Cars 3: Film Review
Cast: Owen Wilson, Nathan Fillion, Armie Hammer, Cristela Alonzo,
Director: Brian Fee
That a large thread of Cars 3 is spent with Owen Wilson's Lightning McQueen's dilemma over how to stay relevant in the face of zippier competition can't be lost on those of us who feel that Pixar's Cars franchise has critically struggled.
Never quite firing on all cylinders, the series is back to relative amiable form in this latest which sees Lightning McQueen's old racing ways fail to have him against new tech and cars like Jackson Storm (Hammer). In a nod perhaps to how Formula 1 these days is all about the technology rather than the driving, McQueen's forced to go back to basics and attend an upskilling centre run by Fillion's Sterling and under the tutelage of Cruz (Alonzo).
But will it be enough to help McQueen to both move on and win again?

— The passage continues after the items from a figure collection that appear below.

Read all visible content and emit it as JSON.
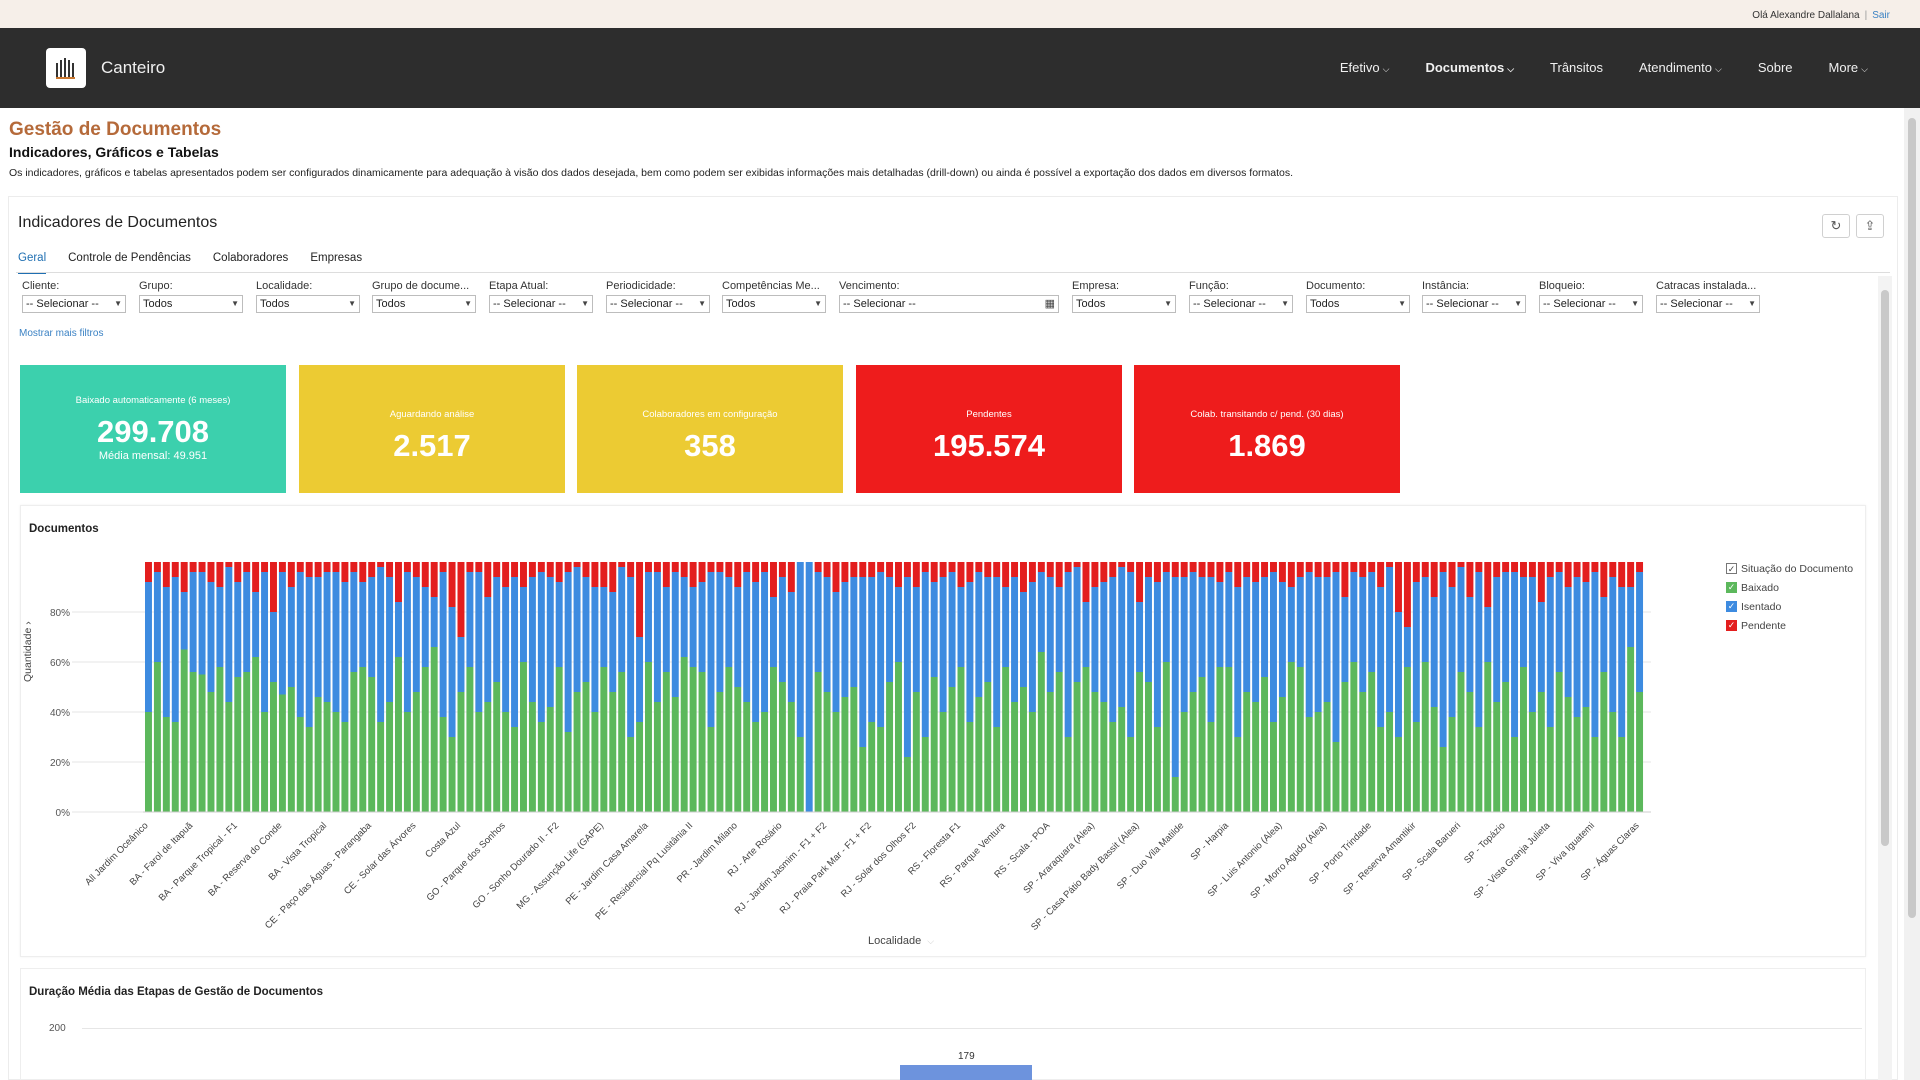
{
  "topbar": {
    "greeting": "Olá Alexandre Dallalana",
    "separator": "|",
    "logout": "Sair"
  },
  "nav": {
    "brand": "Canteiro",
    "items": [
      {
        "label": "Efetivo",
        "dropdown": true
      },
      {
        "label": "Documentos",
        "dropdown": true,
        "active": true
      },
      {
        "label": "Trânsitos",
        "dropdown": false
      },
      {
        "label": "Atendimento",
        "dropdown": true
      },
      {
        "label": "Sobre",
        "dropdown": false
      },
      {
        "label": "More",
        "dropdown": true
      }
    ]
  },
  "page": {
    "title": "Gestão de Documentos",
    "subtitle": "Indicadores, Gráficos e Tabelas",
    "description": "Os indicadores, gráficos e tabelas apresentados podem ser configurados dinamicamente para adequação à visão dos dados desejada, bem como podem ser exibidas informações mais detalhadas (drill-down) ou ainda é possível a exportação dos dados em diversos formatos."
  },
  "panel": {
    "title": "Indicadores de Documentos",
    "refresh_icon": "refresh-icon",
    "export_icon": "export-icon"
  },
  "tabs": [
    "Geral",
    "Controle de Pendências",
    "Colaboradores",
    "Empresas"
  ],
  "filters": [
    {
      "label": "Cliente:",
      "value": "-- Selecionar --"
    },
    {
      "label": "Grupo:",
      "value": "Todos"
    },
    {
      "label": "Localidade:",
      "value": "Todos"
    },
    {
      "label": "Grupo de docume...",
      "value": "Todos"
    },
    {
      "label": "Etapa Atual:",
      "value": "-- Selecionar --"
    },
    {
      "label": "Periodicidade:",
      "value": "-- Selecionar --"
    },
    {
      "label": "Competências Me...",
      "value": "Todos"
    },
    {
      "label": "Vencimento:",
      "value": "-- Selecionar --"
    },
    {
      "label": "Empresa:",
      "value": "Todos"
    },
    {
      "label": "Função:",
      "value": "-- Selecionar --"
    },
    {
      "label": "Documento:",
      "value": "Todos"
    },
    {
      "label": "Instância:",
      "value": "-- Selecionar --"
    },
    {
      "label": "Bloqueio:",
      "value": "-- Selecionar --"
    },
    {
      "label": "Catracas instalada...",
      "value": "-- Selecionar --"
    }
  ],
  "more_filters": "Mostrar mais filtros",
  "kpis": [
    {
      "label": "Baixado automaticamente (6 meses)",
      "value": "299.708",
      "sub": "Média mensal: 49.951",
      "color": "#3cd0ad"
    },
    {
      "label": "Aguardando análise",
      "value": "2.517",
      "sub": "",
      "color": "#eccb33"
    },
    {
      "label": "Colaboradores em configuração",
      "value": "358",
      "sub": "",
      "color": "#eccb33"
    },
    {
      "label": "Pendentes",
      "value": "195.574",
      "sub": "",
      "color": "#ee1c1c"
    },
    {
      "label": "Colab. transitando c/ pend. (30 dias)",
      "value": "1.869",
      "sub": "",
      "color": "#ee1c1c"
    }
  ],
  "chart": {
    "title": "Documentos",
    "ylabel": "Quantidade",
    "xlabel": "Localidade",
    "legend_title": "Situação do Documento"
  },
  "chart_data": {
    "type": "bar",
    "stacked": "percent",
    "yticks": [
      "0%",
      "20%",
      "40%",
      "60%",
      "80%"
    ],
    "ylim": [
      0,
      100
    ],
    "series": [
      {
        "name": "Baixado",
        "color": "#5cb85c"
      },
      {
        "name": "Isentado",
        "color": "#3d8be0"
      },
      {
        "name": "Pendente",
        "color": "#e31e1e"
      }
    ],
    "bar_count": 168,
    "x_tick_labels": [
      "All Jardim Oceânico",
      "BA - Farol de Itapuã",
      "BA - Parque Tropical - F1",
      "BA - Reserva do Conde",
      "BA - Vista Tropical",
      "CE - Paço das Águas - Parangaba",
      "CE - Solar das Árvores",
      "Costa Azul",
      "GO - Parque dos Sonhos",
      "GO - Sonho Dourado II - F2",
      "MG - Assunção Life (GAPE)",
      "PE - Jardim Casa Amarela",
      "PE - Residencial Pq Lusitânia II",
      "PR - Jardim Milano",
      "RJ - Arte Rosário",
      "RJ - Jardim Jasmim - F1 + F2",
      "RJ - Praia Park Mar - F1 + F2",
      "RJ - Solar dos Olhos F2",
      "RS - Floresta F1",
      "RS - Parque Ventura",
      "RS - Scala - POA",
      "SP - Araraquara (Alea)",
      "SP - Casa Pátio Bady Bassit (Alea)",
      "SP - Duo Vila Matilde",
      "SP - Harpia",
      "SP - Luis Antonio (Alea)",
      "SP - Morro Agudo (Alea)",
      "SP - Porto Trindade",
      "SP - Reserva Amantikir",
      "SP - Scala Barueri",
      "SP - Topázio",
      "SP - Vista Granja Julieta",
      "SP - Viva Iguatemi",
      "SP - Águas Claras"
    ],
    "baixado_pct": [
      40,
      60,
      38,
      36,
      65,
      56,
      55,
      48,
      58,
      44,
      54,
      56,
      62,
      40,
      52,
      47,
      50,
      38,
      34,
      46,
      44,
      40,
      36,
      56,
      58,
      54,
      36,
      44,
      62,
      40,
      48,
      58,
      66,
      38,
      30,
      48,
      58,
      40,
      44,
      52,
      40,
      34,
      60,
      44,
      36,
      42,
      58,
      32,
      48,
      52,
      40,
      58,
      48,
      56,
      30,
      36,
      60,
      44,
      56,
      46,
      62,
      58,
      56,
      34,
      48,
      58,
      50,
      44,
      36,
      40,
      58,
      52,
      44,
      30,
      0,
      56,
      48,
      40,
      46,
      50,
      26,
      36,
      34,
      52,
      60,
      22,
      48,
      30,
      54,
      40,
      50,
      58,
      36,
      46,
      52,
      34,
      58,
      44,
      50,
      40,
      64,
      48,
      56,
      30,
      52,
      58,
      48,
      44,
      36,
      42,
      30,
      56,
      52,
      34,
      60,
      14,
      40,
      48,
      54,
      36,
      58,
      58,
      30,
      48,
      44,
      54,
      36,
      46,
      60,
      58,
      38,
      40,
      44,
      28,
      52,
      60,
      48,
      56,
      34,
      40,
      30,
      58,
      36,
      60,
      42,
      26,
      38,
      56,
      48,
      34,
      60,
      44,
      52,
      30,
      58,
      40,
      48,
      34,
      56,
      46,
      38,
      42,
      30,
      56,
      40,
      30,
      66,
      48
    ],
    "pendente_pct": [
      8,
      4,
      10,
      6,
      12,
      4,
      4,
      8,
      10,
      2,
      8,
      4,
      12,
      4,
      20,
      4,
      10,
      4,
      6,
      6,
      4,
      4,
      8,
      4,
      8,
      6,
      2,
      6,
      16,
      4,
      6,
      10,
      14,
      4,
      18,
      30,
      4,
      4,
      14,
      6,
      10,
      6,
      10,
      6,
      4,
      6,
      8,
      4,
      2,
      6,
      10,
      10,
      12,
      2,
      6,
      30,
      4,
      4,
      10,
      4,
      6,
      10,
      8,
      4,
      4,
      6,
      10,
      4,
      8,
      4,
      14,
      6,
      12,
      0,
      0,
      4,
      6,
      12,
      8,
      6,
      6,
      6,
      4,
      6,
      10,
      6,
      10,
      4,
      8,
      6,
      4,
      10,
      8,
      4,
      6,
      6,
      10,
      6,
      12,
      8,
      4,
      6,
      10,
      4,
      2,
      16,
      10,
      8,
      6,
      2,
      4,
      16,
      6,
      8,
      4,
      6,
      6,
      4,
      6,
      6,
      8,
      4,
      10,
      6,
      8,
      6,
      4,
      8,
      10,
      6,
      4,
      6,
      6,
      4,
      14,
      4,
      6,
      4,
      10,
      2,
      20,
      26,
      8,
      6,
      14,
      4,
      10,
      2,
      14,
      4,
      18,
      6,
      4,
      4,
      6,
      6,
      16,
      6,
      4,
      10,
      6,
      8,
      4,
      14,
      6,
      10,
      10,
      4
    ]
  },
  "chart2": {
    "title": "Duração Média das Etapas de Gestão de Documentos",
    "ytick": "200",
    "bar_value": "179"
  }
}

There's a definite feeling of passing the torch here in the overly literal trappings of Cars 3.
With a nod to the past and Paul Newman's racer as well as the embracing of the newer way of doing things, and avoiding the fear of the new, Cars 3 hits the ground running, even if it does feel like it could ease up on some of the messaging that's ramraided home repeatedly.
However, its desire to champion women and give girls the feeling of empowerment is something akin to what Patty Jenkins Wonder Woman has already achieved this year. By forcing Cruz to embrace her dream and never settle for second best, the film's desire to ensure the right message gets out there is both bold and admirable.
Sure, the racing looks slick and there's an undeniable sheen in the polish that the animation carries, but there's little else under the hood for Cars to roll out except its amiable intentions and fair aspirations. Everything looks great and there's no sign that Pixar's decided to drop the quality for the third of the series in terms of the animation, but the relatively straight story-telling means it's one of the more humour free entrants into Pixar's canon which is a real shame.
All in all, Cars 3 is nothing more than pleasant - with its simple story worryingly showing there's maybe less in the tank, but its important message it gets the job done on the track but it's far from the convincing victory it really should have been.